Monday, June 18, 2012

More Than Just A Pretty Face

Transferred from my other blog: The Adventures of Sisterhood
First published: 6-18-12 at 10:36 PM EDT

I don't love my little sister because her chubby cheeks are cute, because her tiny nose is adorable, because the little ponytail she wears on the top of her head is absolutely endearing. I suppose I love her first and foremost because she's kin, but besides that, it's every new thing she learns how to do or say, every moment of self-satisfaction when she chooses to be carried by me, every time her childish soprano shrieks with happiness. Of course, my psychological deductions are neither accurate nor qualified. Turning to the never-ending fountain of scientific and behavioral knowledge, ScienceDaily, I perused through the psychology archives.

What I happened upon didn't surprise me once I finished reading it. It's all in the structure of a baby's face.There's a region of parental instinct in our minds, which Robin from How I Met Your Mother is clearly missing. Renowned zoologist Konrad Lorenz says that the big-cheeked, wide foreheaded, bulgy eyed baby facial structure is the reason our brain immediately registers it as innocent, helpless, and in need of protection.

While I'm not sure how much the zoology theory applies to adolescents and other children, I can say that I don't think I loved little kids until my baby sister was born.
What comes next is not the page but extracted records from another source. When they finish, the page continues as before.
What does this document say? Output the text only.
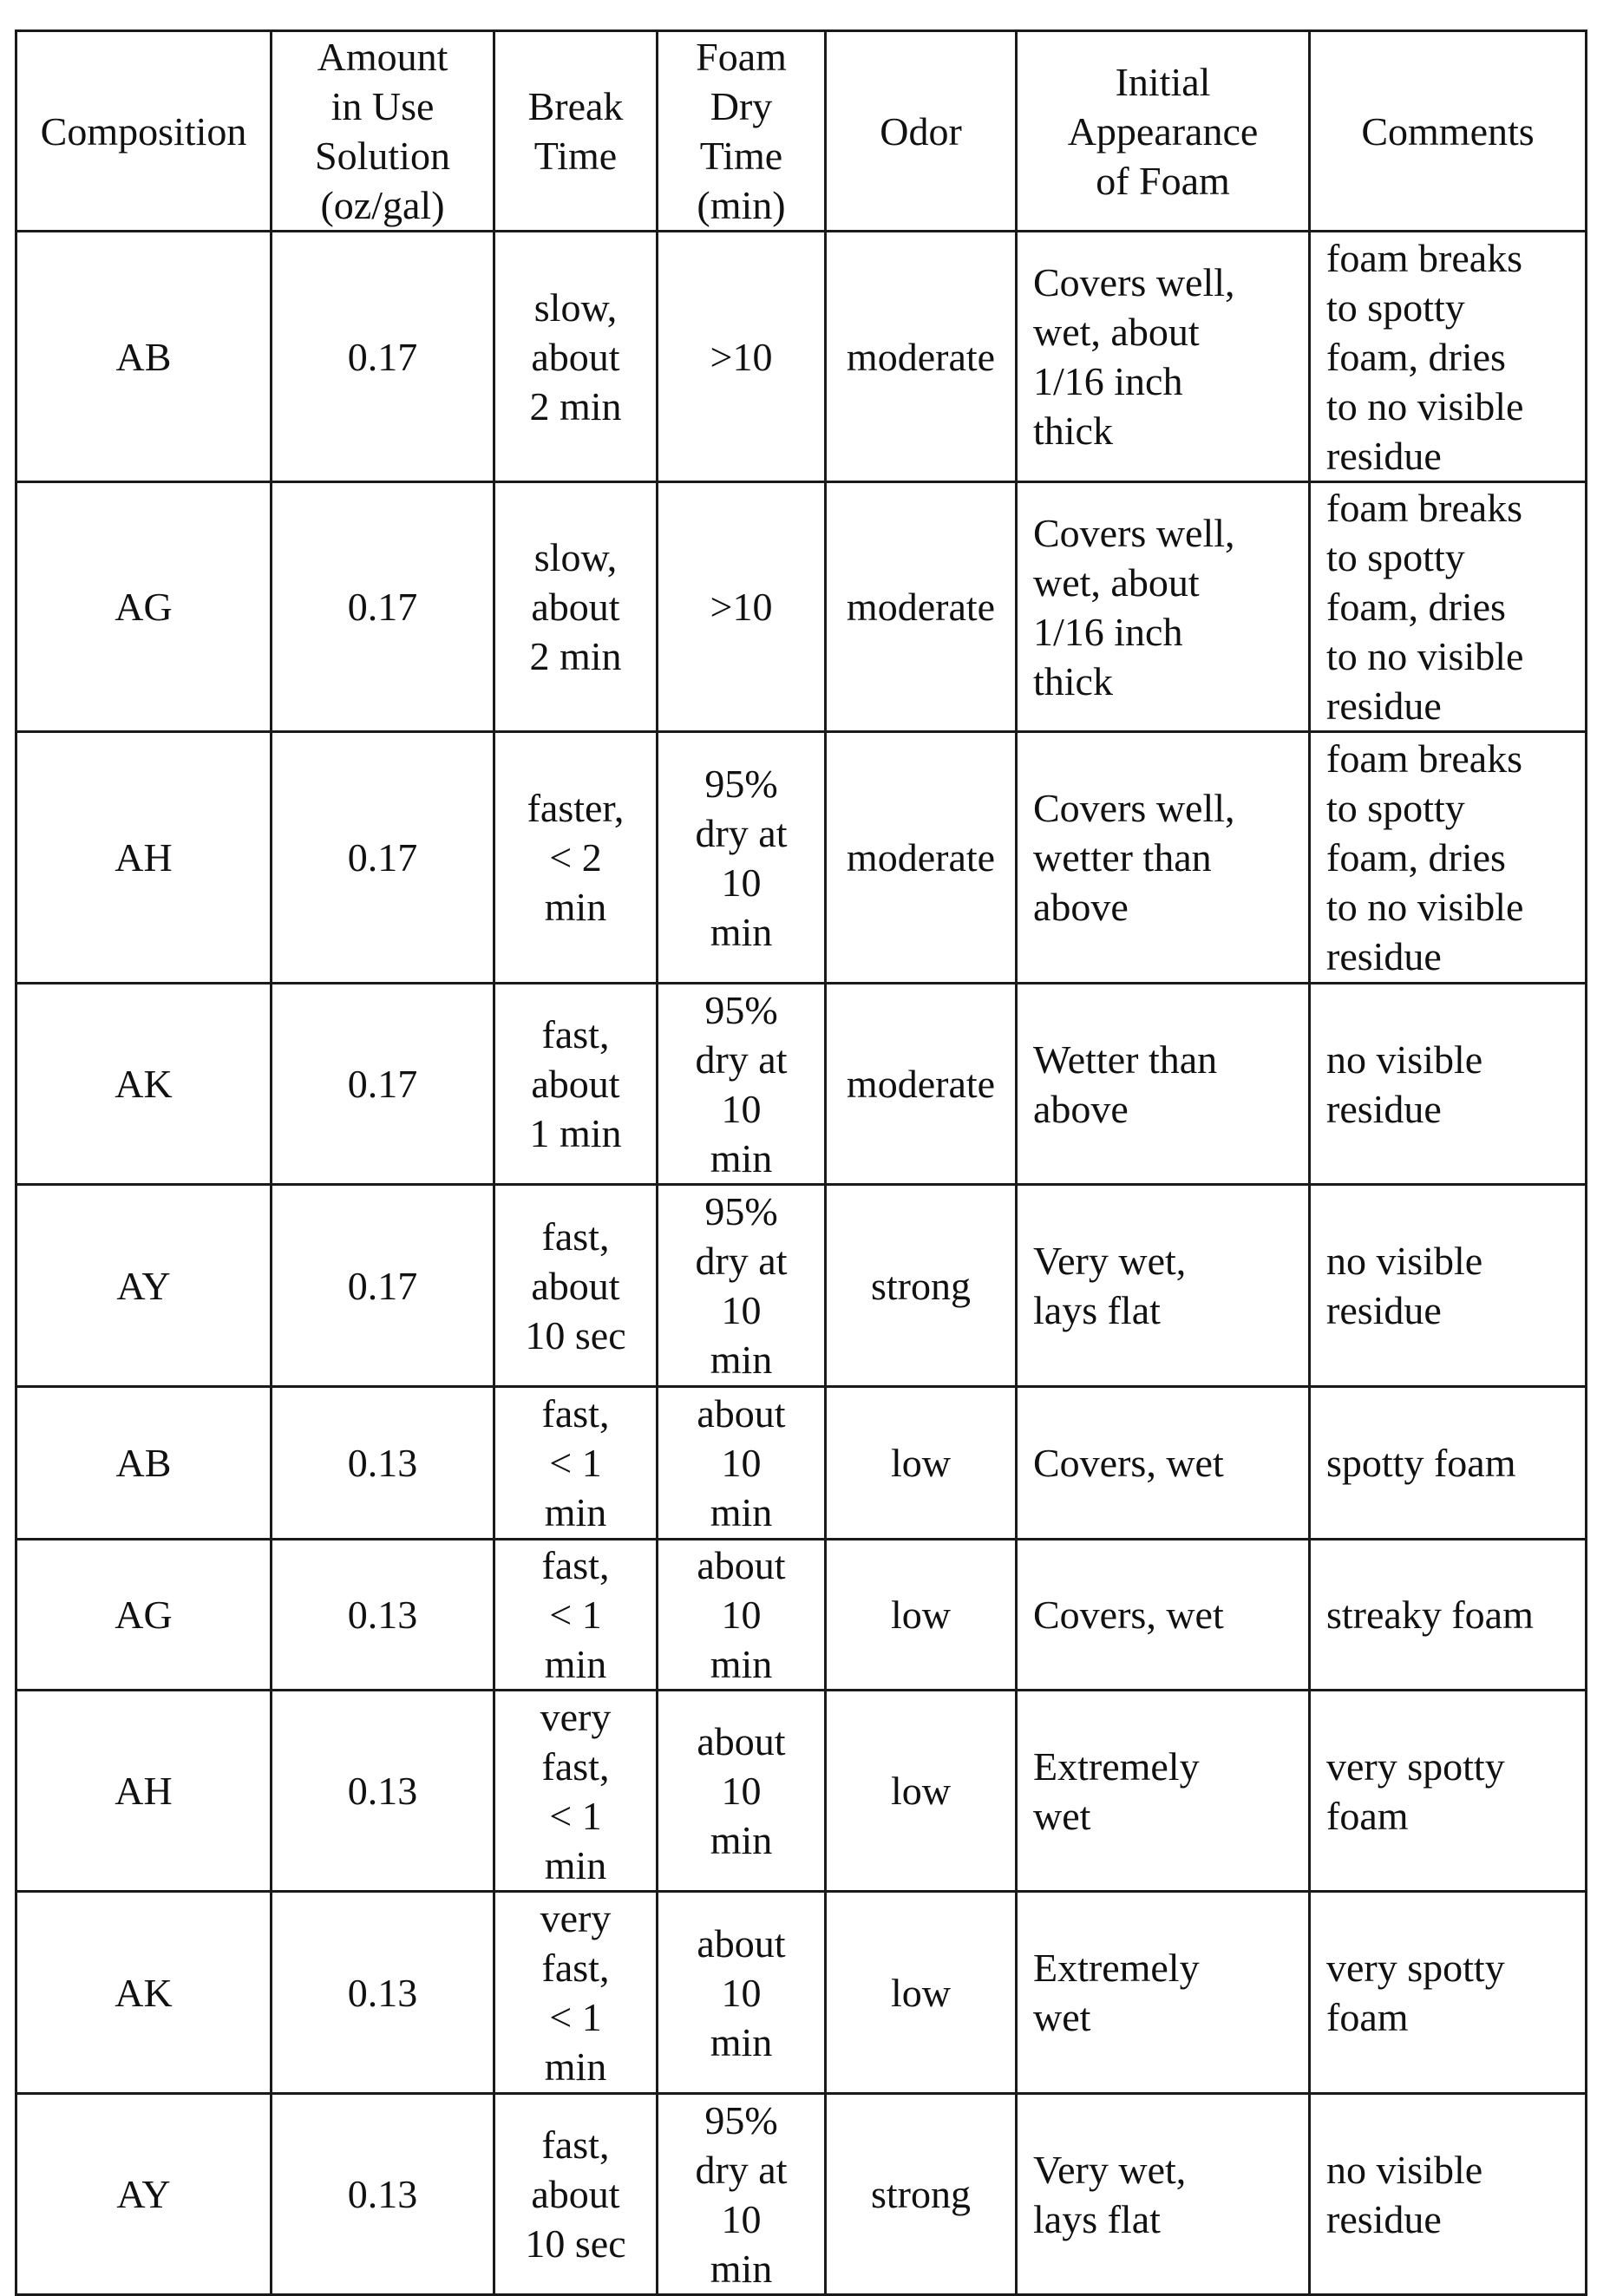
Composition	Amount
in Use
Solution
(oz/gal)	Break
Time	Foam
Dry
Time
(min)	Odor	Initial
Appearance
of Foam	Comments

AB	0.17	slow,
about
2 min	>10	moderate	Covers well,
wet, about
1/16 inch
thick	foam breaks
to spotty
foam, dries
to no visible
residue

AG	0.17	slow,
about
2 min	>10	moderate	Covers well,
wet, about
1/16 inch
thick	foam breaks
to spotty
foam, dries
to no visible
residue

AH	0.17	faster,
< 2
min	95%
dry at
10
min	moderate	Covers well,
wetter than
above	foam breaks
to spotty
foam, dries
to no visible
residue

AK	0.17	fast,
about
1 min	95%
dry at
10
min	moderate	Wetter than
above	no visible
residue

AY	0.17	fast,
about
10 sec	95%
dry at
10
min	strong	Very wet,
lays flat	no visible
residue

AB	0.13	fast,
< 1
min	about
10
min	low	Covers, wet	spotty foam

AG	0.13	fast,
< 1
min	about
10
min	low	Covers, wet	streaky foam

AH	0.13	very
fast,
< 1
min	about
10
min	low	Extremely
wet	very spotty
foam

AK	0.13	very
fast,
< 1
min	about
10
min	low	Extremely
wet	very spotty
foam

AY	0.13	fast,
about
10 sec	95%
dry at
10
min	strong	Very wet,
lays flat	no visible
residue
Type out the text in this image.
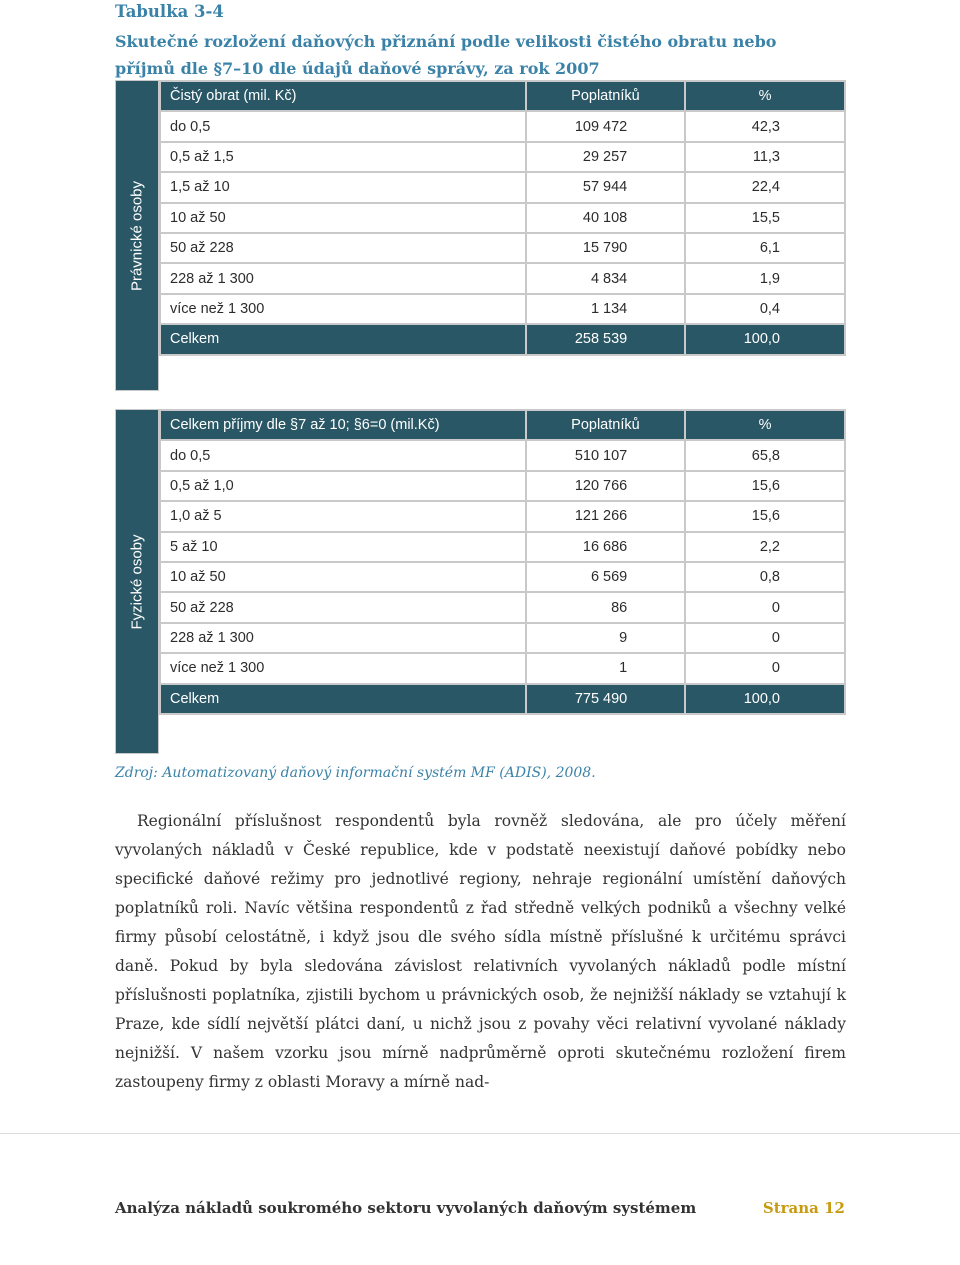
Tabulka 3-4
Skutečné rozložení daňových přiznání podle velikosti čistého obratu nebo příjmů dle §7–10 dle údajů daňové správy, za rok 2007
Právnické osoby
Čistý obrat (mil. Kč)	Poplatníků	%
do 0,5	109 472	42,3
0,5 až 1,5	29 257	11,3
1,5 až 10	57 944	22,4
10 až 50	40 108	15,5
50 až 228	15 790	6,1
228 až 1 300	4 834	1,9
více než 1 300	1 134	0,4
Celkem	258 539	100,0
Fyzické osoby
Celkem příjmy dle §7 až 10; §6=0 (mil.Kč)	Poplatníků	%
do 0,5	510 107	65,8
0,5 až 1,0	120 766	15,6
1,0 až 5	121 266	15,6
5 až 10	16 686	2,2
10 až 50	6 569	0,8
50 až 228	86	0
228 až 1 300	9	0
více než 1 300	1	0
Celkem	775 490	100,0
Zdroj: Automatizovaný daňový informační systém MF (ADIS), 2008.
Regionální příslušnost respondentů byla rovněž sledována, ale pro účely měření vyvolaných nákladů v České republice, kde v podstatě neexistují daňové pobídky nebo specifické daňové režimy pro jednotlivé regiony, nehraje regionální umístění daňových poplatníků roli. Navíc většina respondentů z řad středně velkých podniků a všechny velké firmy působí celostátně, i když jsou dle svého sídla místně příslušné k určitému správci daně. Pokud by byla sledována závislost relativních vyvolaných nákladů podle místní příslušnosti poplatníka, zjistili bychom u právnických osob, že nejnižší náklady se vztahují k Praze, kde sídlí největší plátci daní, u nichž jsou z povahy věci relativní vyvolané náklady nejnižší. V našem vzorku jsou mírně nadprůměrně oproti skutečnému rozložení firem zastoupeny firmy z oblasti Moravy a mírně nad-
Analýza nákladů soukromého sektoru vyvolaných daňovým systémem	Strana 12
Yesterday, I spent most of my afternoon volunteering at our local park's dock. My duties consisted of fitting customers with life vests and helping them in and out of boats. The girl working with me remarked that I seemed to handle kids and dogs the best, with all my "sweetie" and "kiddo" and "munchkin"-ing. In my mind, every kid I saw I compared with Kylie's timeline. The ones younger, I thought of her just a few months earlier, and the ones older I observed with anticipation and excitement for when my sister would be like that. It wasn't so much their unblemished faces and innocent grins as their funny remarks and all the little actions you start to notice when you've been watching people go by for hours.

I'm not sure that I really have a point today. Everything I've written is fractal and discombobulated. Basically, I love Kylie. My mom loves Kylie, my dad and my grandma love Kylie. Why do we love Kylie? Because she'll take one look at a laptop and demand "Elmo." Because when you ask her a question of responsibility or possession, any "Who" question, her response is always herself. Because she's happy and smart. I guess, well, because she's ours.